Malcolm Wicks (Minister of State (Energy), Department for Business, Enterprise & Regulatory Reform; Croydon North, Labour)
I believe that we are somewhere near the top, but if I can get accurate data to send to the hon. Gentleman, I shall do so. There is a militant tendency, of which I appreciate that my hon. Friend the Member for Bolton, South-East is not part, to suggest that other countries are way ahead on everything. They are not. We are one of the leading nations, partly for geographical reasons—we are an island people—in marine technology.
The ETI was formed specifically as a collaboration between industry and the Government in 2007 to take forward R and D work in the energy sector. In December last year, it launched two calls for expressions of interest, one of which focuses on marine technologies. Since 1999, more than £35 million has been committed to research and development, which had led to a number of marine technologies being developed and tested at full scale. The Government have also invested in the European marine energy centre in Orkney, which I had the good fortune to visit and which is a £50 million dedicated test facility for wave and tidal technology developers. The South West of England Regional Development Agency’s £28 million wave hub project is also important. It is a purpose-built proving ground for larger-scale demonstrations.
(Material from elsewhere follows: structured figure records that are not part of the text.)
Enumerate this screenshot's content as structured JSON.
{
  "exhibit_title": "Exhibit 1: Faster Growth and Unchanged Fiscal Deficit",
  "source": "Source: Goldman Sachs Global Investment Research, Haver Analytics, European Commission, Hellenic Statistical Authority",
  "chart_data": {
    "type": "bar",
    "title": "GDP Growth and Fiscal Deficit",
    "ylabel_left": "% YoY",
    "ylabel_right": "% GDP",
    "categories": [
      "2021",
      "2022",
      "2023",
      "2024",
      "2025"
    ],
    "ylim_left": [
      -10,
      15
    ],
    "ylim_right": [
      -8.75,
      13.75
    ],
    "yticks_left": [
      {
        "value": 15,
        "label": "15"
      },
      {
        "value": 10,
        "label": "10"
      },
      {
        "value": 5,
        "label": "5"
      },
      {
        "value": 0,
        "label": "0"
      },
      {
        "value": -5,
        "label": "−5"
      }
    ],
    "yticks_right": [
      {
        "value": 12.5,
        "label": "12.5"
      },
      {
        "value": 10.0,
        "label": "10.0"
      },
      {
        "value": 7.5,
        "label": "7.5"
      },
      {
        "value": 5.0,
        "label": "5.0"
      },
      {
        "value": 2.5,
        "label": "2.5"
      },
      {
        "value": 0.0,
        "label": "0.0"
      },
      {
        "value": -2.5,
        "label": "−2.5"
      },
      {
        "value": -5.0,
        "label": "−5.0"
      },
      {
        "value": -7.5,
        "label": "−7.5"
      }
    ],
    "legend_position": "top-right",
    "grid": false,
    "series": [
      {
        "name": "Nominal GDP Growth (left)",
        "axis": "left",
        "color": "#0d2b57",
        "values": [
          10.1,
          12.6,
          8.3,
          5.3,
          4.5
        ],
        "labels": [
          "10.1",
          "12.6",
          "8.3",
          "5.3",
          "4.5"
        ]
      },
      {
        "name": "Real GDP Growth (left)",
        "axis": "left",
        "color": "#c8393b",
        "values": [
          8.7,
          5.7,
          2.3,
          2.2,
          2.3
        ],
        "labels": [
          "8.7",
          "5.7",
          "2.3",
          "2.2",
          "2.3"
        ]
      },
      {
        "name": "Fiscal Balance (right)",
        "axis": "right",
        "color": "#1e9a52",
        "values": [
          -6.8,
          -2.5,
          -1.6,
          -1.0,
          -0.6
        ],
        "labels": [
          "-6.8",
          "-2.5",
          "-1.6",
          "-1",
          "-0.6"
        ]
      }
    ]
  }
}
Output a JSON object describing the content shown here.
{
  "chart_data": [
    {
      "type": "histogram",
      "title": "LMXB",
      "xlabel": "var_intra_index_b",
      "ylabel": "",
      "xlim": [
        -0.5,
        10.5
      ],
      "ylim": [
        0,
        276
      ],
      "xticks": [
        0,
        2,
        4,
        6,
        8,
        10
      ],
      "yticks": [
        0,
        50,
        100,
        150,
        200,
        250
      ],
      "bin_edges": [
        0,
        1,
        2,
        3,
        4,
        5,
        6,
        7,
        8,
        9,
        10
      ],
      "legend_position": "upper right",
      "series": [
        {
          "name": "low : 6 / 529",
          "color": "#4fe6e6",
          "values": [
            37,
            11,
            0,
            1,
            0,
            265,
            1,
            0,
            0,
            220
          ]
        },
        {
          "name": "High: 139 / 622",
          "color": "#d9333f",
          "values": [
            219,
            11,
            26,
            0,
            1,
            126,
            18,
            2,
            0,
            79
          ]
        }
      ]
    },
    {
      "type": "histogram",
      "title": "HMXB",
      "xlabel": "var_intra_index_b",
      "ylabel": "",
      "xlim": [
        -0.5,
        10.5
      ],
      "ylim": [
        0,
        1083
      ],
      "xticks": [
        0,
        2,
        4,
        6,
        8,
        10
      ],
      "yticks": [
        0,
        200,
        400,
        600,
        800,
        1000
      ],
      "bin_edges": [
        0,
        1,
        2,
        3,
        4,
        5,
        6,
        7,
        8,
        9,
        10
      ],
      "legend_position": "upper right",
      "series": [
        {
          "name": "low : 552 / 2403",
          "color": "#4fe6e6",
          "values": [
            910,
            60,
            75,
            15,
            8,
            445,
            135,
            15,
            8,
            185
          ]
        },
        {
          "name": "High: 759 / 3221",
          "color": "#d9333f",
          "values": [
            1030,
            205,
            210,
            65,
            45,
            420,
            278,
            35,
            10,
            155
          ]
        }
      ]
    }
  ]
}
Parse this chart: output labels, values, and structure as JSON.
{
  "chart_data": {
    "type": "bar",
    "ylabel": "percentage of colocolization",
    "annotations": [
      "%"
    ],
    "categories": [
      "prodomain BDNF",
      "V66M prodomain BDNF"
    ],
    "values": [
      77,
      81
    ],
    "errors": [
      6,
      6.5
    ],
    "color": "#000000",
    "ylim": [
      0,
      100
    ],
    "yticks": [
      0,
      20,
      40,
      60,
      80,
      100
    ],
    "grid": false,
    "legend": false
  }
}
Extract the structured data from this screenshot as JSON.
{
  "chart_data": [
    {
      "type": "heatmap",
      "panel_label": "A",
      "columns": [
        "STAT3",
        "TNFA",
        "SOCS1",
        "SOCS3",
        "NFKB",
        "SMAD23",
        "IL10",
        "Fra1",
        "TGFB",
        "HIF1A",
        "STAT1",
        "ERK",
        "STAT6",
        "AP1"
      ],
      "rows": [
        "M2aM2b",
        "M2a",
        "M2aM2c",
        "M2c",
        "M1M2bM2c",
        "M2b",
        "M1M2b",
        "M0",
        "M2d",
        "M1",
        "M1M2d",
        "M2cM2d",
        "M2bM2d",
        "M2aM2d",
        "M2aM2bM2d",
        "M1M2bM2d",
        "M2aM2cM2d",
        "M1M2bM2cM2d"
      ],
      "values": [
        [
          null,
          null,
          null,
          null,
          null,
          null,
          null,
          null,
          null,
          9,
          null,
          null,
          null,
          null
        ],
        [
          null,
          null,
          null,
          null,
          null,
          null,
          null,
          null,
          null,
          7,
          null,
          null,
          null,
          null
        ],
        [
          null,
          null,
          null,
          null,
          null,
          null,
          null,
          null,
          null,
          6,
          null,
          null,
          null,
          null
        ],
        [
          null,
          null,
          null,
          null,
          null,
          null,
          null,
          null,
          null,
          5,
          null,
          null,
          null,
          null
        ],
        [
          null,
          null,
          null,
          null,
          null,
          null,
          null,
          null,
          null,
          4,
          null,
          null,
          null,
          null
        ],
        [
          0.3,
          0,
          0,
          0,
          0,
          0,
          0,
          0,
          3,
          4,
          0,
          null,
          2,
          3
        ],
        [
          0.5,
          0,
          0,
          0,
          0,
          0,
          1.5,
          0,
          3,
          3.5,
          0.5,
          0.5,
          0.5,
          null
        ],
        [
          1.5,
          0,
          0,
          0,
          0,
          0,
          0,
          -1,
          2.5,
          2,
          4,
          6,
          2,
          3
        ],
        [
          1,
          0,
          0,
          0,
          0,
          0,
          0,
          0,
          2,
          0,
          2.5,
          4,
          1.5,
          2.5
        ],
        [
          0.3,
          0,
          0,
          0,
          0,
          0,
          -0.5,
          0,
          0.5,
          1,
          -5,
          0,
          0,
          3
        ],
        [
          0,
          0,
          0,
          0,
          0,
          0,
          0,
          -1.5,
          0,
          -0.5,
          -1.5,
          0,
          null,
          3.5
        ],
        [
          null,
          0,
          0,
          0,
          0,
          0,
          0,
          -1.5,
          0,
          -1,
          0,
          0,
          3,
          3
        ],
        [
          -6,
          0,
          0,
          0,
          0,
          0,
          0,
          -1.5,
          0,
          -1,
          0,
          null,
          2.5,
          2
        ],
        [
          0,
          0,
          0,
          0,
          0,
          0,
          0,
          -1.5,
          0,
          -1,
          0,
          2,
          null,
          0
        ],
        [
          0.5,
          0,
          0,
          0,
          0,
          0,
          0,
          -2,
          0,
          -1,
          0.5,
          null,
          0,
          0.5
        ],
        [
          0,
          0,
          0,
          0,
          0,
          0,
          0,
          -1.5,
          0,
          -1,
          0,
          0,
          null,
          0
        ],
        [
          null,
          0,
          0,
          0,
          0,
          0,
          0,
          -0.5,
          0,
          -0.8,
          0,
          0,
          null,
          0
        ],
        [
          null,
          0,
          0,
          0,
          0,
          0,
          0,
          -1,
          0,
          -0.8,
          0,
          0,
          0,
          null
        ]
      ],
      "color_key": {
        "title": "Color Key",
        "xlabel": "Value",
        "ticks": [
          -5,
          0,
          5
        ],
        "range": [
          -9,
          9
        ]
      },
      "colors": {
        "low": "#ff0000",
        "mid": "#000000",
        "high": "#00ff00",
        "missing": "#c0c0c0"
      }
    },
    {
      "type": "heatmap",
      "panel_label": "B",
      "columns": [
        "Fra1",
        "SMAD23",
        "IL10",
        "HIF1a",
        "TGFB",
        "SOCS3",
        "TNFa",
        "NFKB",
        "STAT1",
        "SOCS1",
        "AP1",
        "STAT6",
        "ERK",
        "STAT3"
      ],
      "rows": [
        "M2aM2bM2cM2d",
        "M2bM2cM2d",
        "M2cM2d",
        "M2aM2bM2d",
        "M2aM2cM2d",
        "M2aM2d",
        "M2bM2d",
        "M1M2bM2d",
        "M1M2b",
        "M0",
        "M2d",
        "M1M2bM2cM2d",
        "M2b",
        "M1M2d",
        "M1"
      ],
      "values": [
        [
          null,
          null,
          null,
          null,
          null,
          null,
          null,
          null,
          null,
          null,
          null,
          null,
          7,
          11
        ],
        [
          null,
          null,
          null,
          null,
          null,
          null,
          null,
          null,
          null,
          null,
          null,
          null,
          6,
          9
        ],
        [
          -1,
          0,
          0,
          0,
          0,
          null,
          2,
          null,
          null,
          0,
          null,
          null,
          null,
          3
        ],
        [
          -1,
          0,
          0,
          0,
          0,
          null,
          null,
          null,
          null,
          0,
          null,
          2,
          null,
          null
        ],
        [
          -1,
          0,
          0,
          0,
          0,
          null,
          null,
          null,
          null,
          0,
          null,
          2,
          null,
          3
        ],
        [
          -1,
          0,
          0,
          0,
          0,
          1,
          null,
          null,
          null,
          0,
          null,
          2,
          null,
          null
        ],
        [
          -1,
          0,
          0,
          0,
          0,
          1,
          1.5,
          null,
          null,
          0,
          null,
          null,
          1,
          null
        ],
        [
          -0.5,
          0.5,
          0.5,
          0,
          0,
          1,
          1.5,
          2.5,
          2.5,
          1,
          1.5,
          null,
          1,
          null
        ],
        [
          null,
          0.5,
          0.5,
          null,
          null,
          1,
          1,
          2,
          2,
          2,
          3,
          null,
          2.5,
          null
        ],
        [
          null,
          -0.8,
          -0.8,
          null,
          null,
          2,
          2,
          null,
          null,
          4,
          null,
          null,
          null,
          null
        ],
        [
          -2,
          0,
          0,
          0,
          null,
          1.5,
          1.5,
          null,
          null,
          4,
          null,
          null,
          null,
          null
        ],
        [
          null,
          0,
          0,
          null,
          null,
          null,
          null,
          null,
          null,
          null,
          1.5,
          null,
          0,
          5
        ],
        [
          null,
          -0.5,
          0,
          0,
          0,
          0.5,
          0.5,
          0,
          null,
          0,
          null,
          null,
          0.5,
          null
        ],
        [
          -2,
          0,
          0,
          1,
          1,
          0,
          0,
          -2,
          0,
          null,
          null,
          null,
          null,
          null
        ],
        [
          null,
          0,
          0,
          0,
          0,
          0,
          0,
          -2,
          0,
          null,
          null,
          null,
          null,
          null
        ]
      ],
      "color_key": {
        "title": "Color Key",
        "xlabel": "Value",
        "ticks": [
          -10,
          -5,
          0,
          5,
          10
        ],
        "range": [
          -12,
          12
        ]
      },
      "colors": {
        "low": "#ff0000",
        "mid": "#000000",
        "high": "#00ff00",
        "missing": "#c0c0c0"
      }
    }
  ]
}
The hon. Gentleman would not want to give the wrong impression because he is an optimist by nature, but already our country is doing a great deal on research and development. It is important to keep the MRDF to support larger-scale demonstration for the next important phase of the innovation process for the development of marine technologies. To repeat a phrase, of which I am not the author, there is always an interim period. Sometimes the money is available for research and development—I am arguing that we have put a good deal in—but the gap between that and deployment is often the difficulty before it becomes commercial and profitable: the so-called valley of death.
That is why there is a strong argument for keeping the fund for its original purpose, rather than, as the hon. Gentleman seeks to persuade me, to push it early into the process for further research and development to compete with the other technologies. I want to keep the fund to support larger-scale demonstrations for the next important phase, and in my view the proposed changes would dilute that focus and risk duplication with other research and development funding available from the Government.
I understand the hon. Gentleman’s question about Pelamis, which is not to be confused with the old refrain, “Och, och, och, there’s a monster in the loch”, which I think was Polaris—I must not go back to my radical youth. At that stage I had a quarrel with another form of nuclear technology. The Ernst and Young report did not recommend three ROCs. I am advised that for wave and tidal stream, it assessed only the costs of technologies. I am told that it made no recommendations.
We expect schemes to come forward in the UK over the next few years to exceed the level in Portugal, helped in part by the support offered through our banding proposals, but if there is an opportunity now with Pelamis to test the technology and in simple terms to have it in the water for long enough to prove its effectiveness, I rather welcome that. I am a patriot and, as someone reminded us the other day, a patriot is someone who does not hate other countries. I rather welcome Portugal’s interest in the technology, and I hear that the contract is a commercial one.
That is the situation, and I am sure that I have persuaded the hon. Gentleman that we are doing enough for him to consider withdrawing his amendment. That does not bring me to his new clause, so I shall sit down and hope that someone moves us on to new clause 17.